I’m not an expert in the car industry. However, with all this talk of government bailout money and the Big 3 (actually big three is wrong, should be more like the Floundering 2), it has me thinking about what we taxpayers are investing in. We keep hearing sales numbers are at record lows, but I never see anything that goes back more than 15 years (Quick aside – I hate when news outlets fail to give us context for “historic” events like this. Reminds me of baseball, when announcers and statisticians give us inane facts like first guy to steal his 20th base on a prime numbered day. Why should I care? Give me context!). So I compiled some data myself, using freely available info from the Bureau of Economic Analysis (under the US Department of Commerce) national income and product accounts (NIPA). The following is a chart indicating total unit sales of autos and trucks since 1948, in millions of units:
And here’s the same data but split into domestic and foreign sales:
I also mapped the motor vehicle price index in the first chart to give a perspective on the relative cost. Quick caveat – price indices (especially those related to something as evolving as vehicles) do not perfectly account for quality improvements, but it at least gives some perspective.
What does this all mean? The number of autos sold has been steadily decreasing since the 1980s. Domestic autos are doing terribly, steadily decreasing since the 1970s. What masked this problem was the emergence of trucks as an alternative in the 80s (ironically this came soon AFTER the oil crisis in the 70s), but truck sales dropped significantly with the huge spike in gas prices last year.
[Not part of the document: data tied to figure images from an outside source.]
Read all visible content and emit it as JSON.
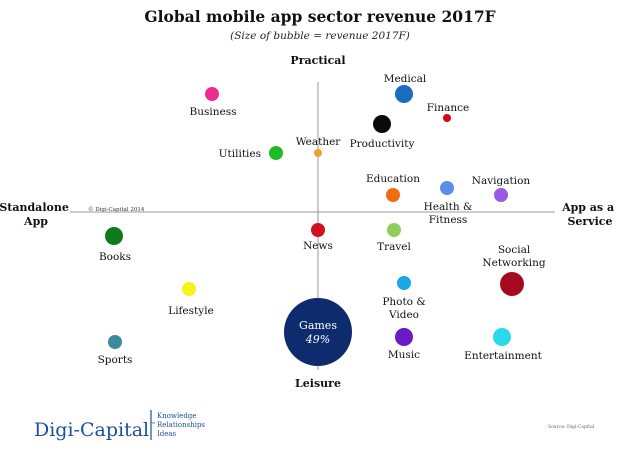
{
  "chart_data": {
    "type": "scatter",
    "title": "Global mobile app sector revenue 2017F",
    "subtitle": "(Size of bubble = revenue 2017F)",
    "axis_labels": {
      "top": "Practical",
      "bottom": "Leisure",
      "left": [
        "Standalone",
        "App"
      ],
      "right": [
        "App as a",
        "Service"
      ]
    },
    "copyright_note": "© Digi-Capital 2014",
    "source_note": "Source: Digi-Capital",
    "points": [
      {
        "name": "Business",
        "label_lines": [
          "Business"
        ],
        "color": "#ec2d8f",
        "size": "small"
      },
      {
        "name": "Medical",
        "label_lines": [
          "Medical"
        ],
        "color": "#1b6dc2",
        "size": "medium"
      },
      {
        "name": "Finance",
        "label_lines": [
          "Finance"
        ],
        "color": "#d9001a",
        "size": "tiny"
      },
      {
        "name": "Productivity",
        "label_lines": [
          "Productivity"
        ],
        "color": "#0a0a0a",
        "size": "medium"
      },
      {
        "name": "Weather",
        "label_lines": [
          "Weather"
        ],
        "color": "#f0a030",
        "size": "tiny"
      },
      {
        "name": "Utilities",
        "label_lines": [
          "Utilities"
        ],
        "color": "#1ebc24",
        "size": "small"
      },
      {
        "name": "Education",
        "label_lines": [
          "Education"
        ],
        "color": "#ef6c12",
        "size": "small"
      },
      {
        "name": "Health & Fitness",
        "label_lines": [
          "Health &",
          "Fitness"
        ],
        "color": "#5b8fec",
        "size": "small"
      },
      {
        "name": "Navigation",
        "label_lines": [
          "Navigation"
        ],
        "color": "#9b59e6",
        "size": "small"
      },
      {
        "name": "Books",
        "label_lines": [
          "Books"
        ],
        "color": "#0d7a1c",
        "size": "medium"
      },
      {
        "name": "News",
        "label_lines": [
          "News"
        ],
        "color": "#d31020",
        "size": "small"
      },
      {
        "name": "Travel",
        "label_lines": [
          "Travel"
        ],
        "color": "#8fce58",
        "size": "small"
      },
      {
        "name": "Social Networking",
        "label_lines": [
          "Social",
          "Networking"
        ],
        "color": "#a50b20",
        "size": "large"
      },
      {
        "name": "Lifestyle",
        "label_lines": [
          "Lifestyle"
        ],
        "color": "#f6f21a",
        "size": "small"
      },
      {
        "name": "Photo & Video",
        "label_lines": [
          "Photo &",
          "Video"
        ],
        "color": "#1aa6e8",
        "size": "small"
      },
      {
        "name": "Games",
        "label_lines": [
          "Games",
          "49%"
        ],
        "color": "#0e2b6e",
        "size": "largest"
      },
      {
        "name": "Music",
        "label_lines": [
          "Music"
        ],
        "color": "#6a1ac3",
        "size": "medium"
      },
      {
        "name": "Entertainment",
        "label_lines": [
          "Entertainment"
        ],
        "color": "#2bd9ec",
        "size": "medium"
      },
      {
        "name": "Sports",
        "label_lines": [
          "Sports"
        ],
        "color": "#3a8c9c",
        "size": "small"
      }
    ]
  },
  "footer": {
    "logo_text": "Digi-Capital",
    "logo_mark": "™",
    "tagline_lines": [
      "Knowledge",
      "Relationships",
      "Ideas"
    ],
    "brand_color": "#1a4f9c"
  }
}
Essentially US manufacturers bet the house (and now our money) on truck sales and had nothing to hedge if fuel prices rose. Long-term truck sales are in question; I highly doubt they return to the late 90s/early 2000s “great truck rush” (my term) level due to the relative price of gas and the overall global environmental movement.
The overall market has capped out (not increasing), both in units sold, and in relative price. So why are we talking about pouring more money to revitalize the automakers? There’s a macroeffect going on here, and more money is not going to solve it. I understand there are huge political (and economic) ramifications to letting any of these automakers fail, but my hope is that the Obama team will require wholesale structural changes on many levels.
The only way to grow in such a market is to have a revolutionary technology advantage (i.e. an electric car, which again they’re probably behind on, though the Chevy Volt seems interesting), not an incremental advantage. Selling a car with 10% better mileage will not change these trends, (don’t forget that US automakers are already behind the auto technology curve from their years of indulgence with trucks). And the current executives there have not demonstrated any foresight whatsoever, so I have no faith in their ability to execute in this market. These new products don’t need to fill a large market immediately – they just need to grow enough to prevent some of the bleeding, and hopefully it will dominate (much like trucks in the 80s/90s). I hope that a vast majority of the money we invest goes directly into technology innovation, and that everything else either be maintained at a basic level or completely abandoned. Sure it’s a risk, but I’d rather us spend our money risking on technology rather than seeing it slowly disappear in the sinking market. It would be like a startup but with very strong and established manufacturing and distribution at their disposal.
Quick note – The US Department of Transportation estimates the average vehicle lifespan to be 13 years, or 145,000 miles (I wish I could track this historically). I wonder if increased lifespans contribute significantly to the decreases.